Because of these drastic changes Fair World Project, a nonprofit organization that serves to protect the term “Fair Trade” from those who would water down its principles, stated in a letter to Paul Rice, CEO of FTUSA, that the organization would no longer recognize FTUSA as a legitimate Fair Trade distributor if it proceeds with the announced changes to the model. To try to prevent these changes from going into place in January, Fair World Project is now leading a campaign to pressure FTUSA to renounce its plans. Concerned readers can join the campaign by submitting an online letter of protest to FTUSA. But sadly, industry insiders believe that the deal is done. So after January first, the only Fair Trade seal you can trust to represent the interest of farmers is the blue and green of Fairtrade International.
Though from a sociological standpoint I am critical of the individualized approach of Direct Trade sourcing, I recognize that now it is the best available option on the market for farmers, economically speaking. Research has shown that this model benefits Fair Trade certified farmers too, because when Direct Traders purchase certified coffee, they pay more on average than the Fair Trade minimum price requires. As this info-graphic created by researcher and blogger Michael Sheridan illustrates, the Direct Trade model increases prices paid to producers of all kinds of coffee, across the board. If demand for Direct Trade coffee increases, committed roasters will be able to open up the model to more farmers around the world. I would like to see them focus on including more democratic cooperatives in the model as it expands.

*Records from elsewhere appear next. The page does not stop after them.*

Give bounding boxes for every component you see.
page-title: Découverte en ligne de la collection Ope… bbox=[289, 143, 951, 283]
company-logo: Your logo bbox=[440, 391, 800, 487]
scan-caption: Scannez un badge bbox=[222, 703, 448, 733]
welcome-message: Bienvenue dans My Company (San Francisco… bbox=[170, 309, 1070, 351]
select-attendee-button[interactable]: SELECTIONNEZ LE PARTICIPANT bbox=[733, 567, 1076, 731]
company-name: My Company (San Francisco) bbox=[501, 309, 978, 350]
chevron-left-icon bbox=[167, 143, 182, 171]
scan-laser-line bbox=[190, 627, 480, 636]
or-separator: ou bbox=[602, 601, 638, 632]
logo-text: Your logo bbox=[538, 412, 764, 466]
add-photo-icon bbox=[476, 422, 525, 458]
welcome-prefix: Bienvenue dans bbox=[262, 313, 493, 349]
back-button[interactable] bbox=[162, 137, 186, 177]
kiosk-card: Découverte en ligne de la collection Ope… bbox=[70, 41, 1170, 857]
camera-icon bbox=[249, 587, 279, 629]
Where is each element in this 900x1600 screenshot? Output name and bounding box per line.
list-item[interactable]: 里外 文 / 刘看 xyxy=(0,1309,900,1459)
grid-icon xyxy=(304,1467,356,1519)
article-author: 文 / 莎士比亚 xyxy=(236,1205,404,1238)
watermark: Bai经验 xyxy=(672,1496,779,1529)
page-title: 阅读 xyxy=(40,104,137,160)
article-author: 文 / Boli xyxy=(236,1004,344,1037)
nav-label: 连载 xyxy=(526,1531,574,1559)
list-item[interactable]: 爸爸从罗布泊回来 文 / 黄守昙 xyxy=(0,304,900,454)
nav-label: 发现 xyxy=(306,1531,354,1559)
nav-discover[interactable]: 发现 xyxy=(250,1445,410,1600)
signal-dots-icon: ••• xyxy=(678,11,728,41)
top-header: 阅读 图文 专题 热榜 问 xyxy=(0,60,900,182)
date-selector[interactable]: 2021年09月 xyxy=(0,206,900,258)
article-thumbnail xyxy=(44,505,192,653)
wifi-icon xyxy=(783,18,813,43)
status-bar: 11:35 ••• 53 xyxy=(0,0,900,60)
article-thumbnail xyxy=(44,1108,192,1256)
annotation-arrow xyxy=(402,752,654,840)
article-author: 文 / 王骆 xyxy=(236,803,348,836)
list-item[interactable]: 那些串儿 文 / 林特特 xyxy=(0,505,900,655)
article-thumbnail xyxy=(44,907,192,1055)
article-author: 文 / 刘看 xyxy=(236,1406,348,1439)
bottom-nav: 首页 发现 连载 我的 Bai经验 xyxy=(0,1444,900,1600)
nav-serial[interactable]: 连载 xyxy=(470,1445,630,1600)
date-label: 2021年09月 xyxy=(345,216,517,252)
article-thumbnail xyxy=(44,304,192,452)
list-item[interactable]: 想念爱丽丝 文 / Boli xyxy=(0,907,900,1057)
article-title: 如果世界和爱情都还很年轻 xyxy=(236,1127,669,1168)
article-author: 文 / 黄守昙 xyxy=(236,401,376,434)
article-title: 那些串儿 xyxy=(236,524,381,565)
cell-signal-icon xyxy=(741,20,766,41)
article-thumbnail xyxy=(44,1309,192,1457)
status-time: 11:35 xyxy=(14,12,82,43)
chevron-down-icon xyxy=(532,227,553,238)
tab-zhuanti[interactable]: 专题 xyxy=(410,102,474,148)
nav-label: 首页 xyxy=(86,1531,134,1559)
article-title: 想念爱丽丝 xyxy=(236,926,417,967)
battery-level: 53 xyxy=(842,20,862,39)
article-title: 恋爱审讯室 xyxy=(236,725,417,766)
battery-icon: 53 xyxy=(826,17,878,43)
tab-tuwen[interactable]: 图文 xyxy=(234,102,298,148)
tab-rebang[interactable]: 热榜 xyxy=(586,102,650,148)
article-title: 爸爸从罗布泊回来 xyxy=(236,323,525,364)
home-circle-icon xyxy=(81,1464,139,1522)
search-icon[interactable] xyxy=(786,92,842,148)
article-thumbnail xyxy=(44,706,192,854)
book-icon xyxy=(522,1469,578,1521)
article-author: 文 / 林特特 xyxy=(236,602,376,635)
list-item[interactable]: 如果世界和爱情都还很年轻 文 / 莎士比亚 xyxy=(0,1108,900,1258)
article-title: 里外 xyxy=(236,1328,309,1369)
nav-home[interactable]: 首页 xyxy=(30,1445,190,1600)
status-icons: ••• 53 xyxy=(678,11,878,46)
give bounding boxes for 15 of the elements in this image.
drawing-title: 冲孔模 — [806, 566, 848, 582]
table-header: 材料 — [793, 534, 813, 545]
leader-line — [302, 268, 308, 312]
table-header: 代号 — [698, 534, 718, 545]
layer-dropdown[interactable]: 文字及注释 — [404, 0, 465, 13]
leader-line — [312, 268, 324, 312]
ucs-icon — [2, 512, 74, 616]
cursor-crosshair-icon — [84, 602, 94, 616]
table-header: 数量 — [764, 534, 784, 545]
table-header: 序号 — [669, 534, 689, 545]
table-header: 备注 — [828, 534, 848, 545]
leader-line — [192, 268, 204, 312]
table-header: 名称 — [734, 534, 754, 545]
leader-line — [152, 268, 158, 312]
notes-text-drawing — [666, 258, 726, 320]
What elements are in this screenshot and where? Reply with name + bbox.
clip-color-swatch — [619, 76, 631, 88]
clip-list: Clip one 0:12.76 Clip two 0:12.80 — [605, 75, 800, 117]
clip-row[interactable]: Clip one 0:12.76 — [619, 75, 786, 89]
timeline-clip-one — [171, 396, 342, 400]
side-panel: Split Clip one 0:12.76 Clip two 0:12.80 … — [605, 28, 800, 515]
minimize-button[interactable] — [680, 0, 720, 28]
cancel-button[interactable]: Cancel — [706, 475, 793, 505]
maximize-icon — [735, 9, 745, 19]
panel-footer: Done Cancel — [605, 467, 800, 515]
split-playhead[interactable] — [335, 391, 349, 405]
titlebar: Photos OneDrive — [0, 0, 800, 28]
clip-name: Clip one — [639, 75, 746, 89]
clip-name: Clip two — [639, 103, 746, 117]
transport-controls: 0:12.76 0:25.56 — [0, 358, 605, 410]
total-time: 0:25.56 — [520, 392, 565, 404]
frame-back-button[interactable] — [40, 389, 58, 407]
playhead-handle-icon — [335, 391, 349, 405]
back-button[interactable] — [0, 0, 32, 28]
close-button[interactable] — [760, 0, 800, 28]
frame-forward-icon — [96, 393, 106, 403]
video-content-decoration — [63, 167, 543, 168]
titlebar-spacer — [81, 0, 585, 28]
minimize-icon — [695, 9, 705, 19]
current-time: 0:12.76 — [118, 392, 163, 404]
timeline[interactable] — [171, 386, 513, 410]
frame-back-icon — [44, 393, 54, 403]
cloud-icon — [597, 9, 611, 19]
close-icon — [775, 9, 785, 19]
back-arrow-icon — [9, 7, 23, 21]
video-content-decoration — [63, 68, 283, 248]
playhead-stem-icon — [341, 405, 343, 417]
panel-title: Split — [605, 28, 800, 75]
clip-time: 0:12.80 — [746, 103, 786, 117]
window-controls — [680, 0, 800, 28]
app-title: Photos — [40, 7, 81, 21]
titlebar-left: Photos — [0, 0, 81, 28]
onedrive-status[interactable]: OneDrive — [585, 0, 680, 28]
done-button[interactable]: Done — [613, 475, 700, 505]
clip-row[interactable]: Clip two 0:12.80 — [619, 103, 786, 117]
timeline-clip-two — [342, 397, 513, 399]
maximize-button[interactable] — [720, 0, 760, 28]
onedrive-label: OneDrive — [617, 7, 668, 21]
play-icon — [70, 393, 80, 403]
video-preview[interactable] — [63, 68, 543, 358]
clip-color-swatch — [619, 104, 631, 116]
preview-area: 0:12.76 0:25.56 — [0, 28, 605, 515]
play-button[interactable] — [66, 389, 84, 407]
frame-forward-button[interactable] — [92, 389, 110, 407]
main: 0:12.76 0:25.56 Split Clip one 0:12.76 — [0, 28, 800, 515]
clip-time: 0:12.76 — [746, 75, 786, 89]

Some leading Direct Traders in the specialty coffee industry include Stumptown Coffee located throughout the Pacific Northwest and in New York City, Intelligentsia Coffee which has locations in Chicago and Los Angeles, and Counter Culture Coffee based out of North Carolina. In the San Francisco Bay Area readers can find Direct Trade coffee at Ritual Roasters and FourBarrel. Each of these companies has online stores where you can buy Direct Trade coffee, as does Sweet Maria’s, an Oakland, California-based purveyor of green coffee for the adventurous home roaster. And, at the online portal of the innovative Direct Trade Coffee Club, you can sign up to subscribe to receive coffee from assorted roasters. There are likely some coffeehouses in your area that are using a trustworthy Direct Trade sourcing model. If you want to know, just ask your barista the next time you stop for a coffee. If you cannot find Direct Trade in your area, your safest bet to ensure that farmers are receiving just prices for their product is coffee certified by Fairtrade International, or that is sourced exclusively from a democratically run cooperative of small-scale farmers. Remember, your choices as a consumer matter. In the wake of recent changes at FTUSA, they matter more now than ever.